Puis, j’extrais le sextant de sa boîte, prends le chronomètre et sors. Je descends quatre fois le soleil, note les hauteurs et les heures.
Assis devant le portable, pendant son lancement, je songe au côté ridicule de la situation : belle journée lumineuse, le ciel et la mer comme lavés par l’averse, vent juste ce qu’il faut, quatre enthousiastes qui regardent s’approcher un vieux gréement et deux inquiets scrutant chacun un écran à l’intérieur alors que le spectacle est superbe à l’extérieur.
Bip ! L’Ordi réclame du travail, quatre fois je lui rentre les infos demandées : points estimés et les relevés.
Quatre fois, il me donne une réponse à peu près similaire par rapport à mon point estimé. Mais l’intercepte est en dehors du probable : hauteur calculée 71°03’59’’, observée 70°47’37’’, 17’ d’écart !
Je ne peux faire une telle erreur d’estime sur 24 heures, au portant dans une zone où tout porte dans la même direction, vents et courants… Peut-être un courant imprévu, inconnu, une déviation due au réchauffement ?
Un choc sur le sextant ?
Me sentant observé, je me retourne.
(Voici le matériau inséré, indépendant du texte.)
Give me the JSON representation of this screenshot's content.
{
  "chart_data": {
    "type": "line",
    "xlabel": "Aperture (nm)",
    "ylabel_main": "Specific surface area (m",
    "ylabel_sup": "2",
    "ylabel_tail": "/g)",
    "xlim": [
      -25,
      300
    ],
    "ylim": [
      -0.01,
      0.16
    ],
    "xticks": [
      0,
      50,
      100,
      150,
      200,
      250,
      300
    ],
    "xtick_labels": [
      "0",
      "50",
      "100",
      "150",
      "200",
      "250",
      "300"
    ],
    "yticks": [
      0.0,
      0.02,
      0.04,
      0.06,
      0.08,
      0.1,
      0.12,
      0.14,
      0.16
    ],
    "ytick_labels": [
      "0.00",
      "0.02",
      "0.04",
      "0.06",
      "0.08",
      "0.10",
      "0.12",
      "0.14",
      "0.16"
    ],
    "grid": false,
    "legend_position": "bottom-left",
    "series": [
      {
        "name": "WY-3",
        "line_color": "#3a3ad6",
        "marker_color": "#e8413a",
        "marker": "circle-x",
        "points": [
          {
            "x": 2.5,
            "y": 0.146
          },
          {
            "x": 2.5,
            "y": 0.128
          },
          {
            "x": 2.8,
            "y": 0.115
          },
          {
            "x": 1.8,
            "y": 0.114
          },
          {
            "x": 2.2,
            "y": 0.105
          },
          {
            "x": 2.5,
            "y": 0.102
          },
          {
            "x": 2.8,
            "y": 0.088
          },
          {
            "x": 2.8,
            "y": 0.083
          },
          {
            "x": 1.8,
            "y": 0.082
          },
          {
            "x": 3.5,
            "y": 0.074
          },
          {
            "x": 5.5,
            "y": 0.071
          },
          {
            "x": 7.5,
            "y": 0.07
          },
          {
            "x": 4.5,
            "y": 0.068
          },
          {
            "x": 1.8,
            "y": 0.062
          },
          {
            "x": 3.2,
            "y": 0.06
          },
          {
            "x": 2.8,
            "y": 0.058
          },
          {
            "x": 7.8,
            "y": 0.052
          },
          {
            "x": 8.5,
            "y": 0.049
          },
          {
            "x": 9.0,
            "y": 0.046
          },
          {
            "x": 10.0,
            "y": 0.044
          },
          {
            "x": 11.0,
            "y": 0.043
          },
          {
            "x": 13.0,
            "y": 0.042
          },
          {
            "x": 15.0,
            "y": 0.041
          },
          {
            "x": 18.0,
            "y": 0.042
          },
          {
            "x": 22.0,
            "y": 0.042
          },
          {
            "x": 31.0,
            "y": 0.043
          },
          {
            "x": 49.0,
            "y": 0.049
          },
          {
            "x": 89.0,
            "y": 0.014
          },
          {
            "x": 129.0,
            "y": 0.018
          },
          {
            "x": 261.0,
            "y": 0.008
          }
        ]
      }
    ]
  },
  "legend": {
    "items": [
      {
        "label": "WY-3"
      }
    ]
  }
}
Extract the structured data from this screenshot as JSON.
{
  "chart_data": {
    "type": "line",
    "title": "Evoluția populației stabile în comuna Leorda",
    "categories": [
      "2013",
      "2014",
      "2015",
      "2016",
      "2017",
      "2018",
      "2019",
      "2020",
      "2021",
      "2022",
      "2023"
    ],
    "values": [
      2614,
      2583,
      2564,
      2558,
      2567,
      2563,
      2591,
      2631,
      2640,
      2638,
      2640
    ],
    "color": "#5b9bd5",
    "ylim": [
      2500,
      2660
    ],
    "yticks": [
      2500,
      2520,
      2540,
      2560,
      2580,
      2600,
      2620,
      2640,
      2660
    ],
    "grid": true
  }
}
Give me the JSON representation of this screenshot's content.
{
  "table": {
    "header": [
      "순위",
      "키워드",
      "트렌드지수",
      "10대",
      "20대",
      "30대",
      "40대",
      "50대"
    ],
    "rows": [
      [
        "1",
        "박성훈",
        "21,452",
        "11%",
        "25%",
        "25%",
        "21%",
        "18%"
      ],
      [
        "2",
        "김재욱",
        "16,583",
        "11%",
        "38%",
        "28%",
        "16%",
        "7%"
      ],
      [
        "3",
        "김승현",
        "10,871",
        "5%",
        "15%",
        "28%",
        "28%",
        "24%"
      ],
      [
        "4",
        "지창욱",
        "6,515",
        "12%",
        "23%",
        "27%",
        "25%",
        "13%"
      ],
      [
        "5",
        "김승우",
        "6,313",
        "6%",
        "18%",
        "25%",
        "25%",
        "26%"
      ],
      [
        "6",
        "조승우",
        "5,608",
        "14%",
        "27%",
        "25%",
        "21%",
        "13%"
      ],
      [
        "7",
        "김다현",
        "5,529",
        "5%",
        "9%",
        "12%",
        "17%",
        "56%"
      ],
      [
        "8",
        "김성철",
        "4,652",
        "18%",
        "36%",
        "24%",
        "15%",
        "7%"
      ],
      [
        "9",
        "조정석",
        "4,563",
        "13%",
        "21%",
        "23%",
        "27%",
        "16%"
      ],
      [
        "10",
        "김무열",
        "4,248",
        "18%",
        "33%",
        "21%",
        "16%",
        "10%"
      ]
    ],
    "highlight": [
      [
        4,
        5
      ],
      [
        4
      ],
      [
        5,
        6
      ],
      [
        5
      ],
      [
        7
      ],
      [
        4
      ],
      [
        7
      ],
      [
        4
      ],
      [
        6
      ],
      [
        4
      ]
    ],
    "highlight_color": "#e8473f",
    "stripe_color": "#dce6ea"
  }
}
De l’entrée de la cabine, Blaise me scrute :
- Pas terrible, annonce t-il.
Je ne sais s’il s’agit d’une question ou d’une affirmation.
Claudie, par un des panneaux ouvrants en façade de la timonerie, m’annonce :
- Superbe construction, avec un pavillon immense, un étendrat comme dirait mon petit neveu.
- Comme ça ? Lui demande Blaise en lui tendant une feuille fraîchement sortie de l’imprimante.
- Comment as-tu fait, lorsque tu es monté, on le voyait à peine ? Demande Claudie stupéfaite.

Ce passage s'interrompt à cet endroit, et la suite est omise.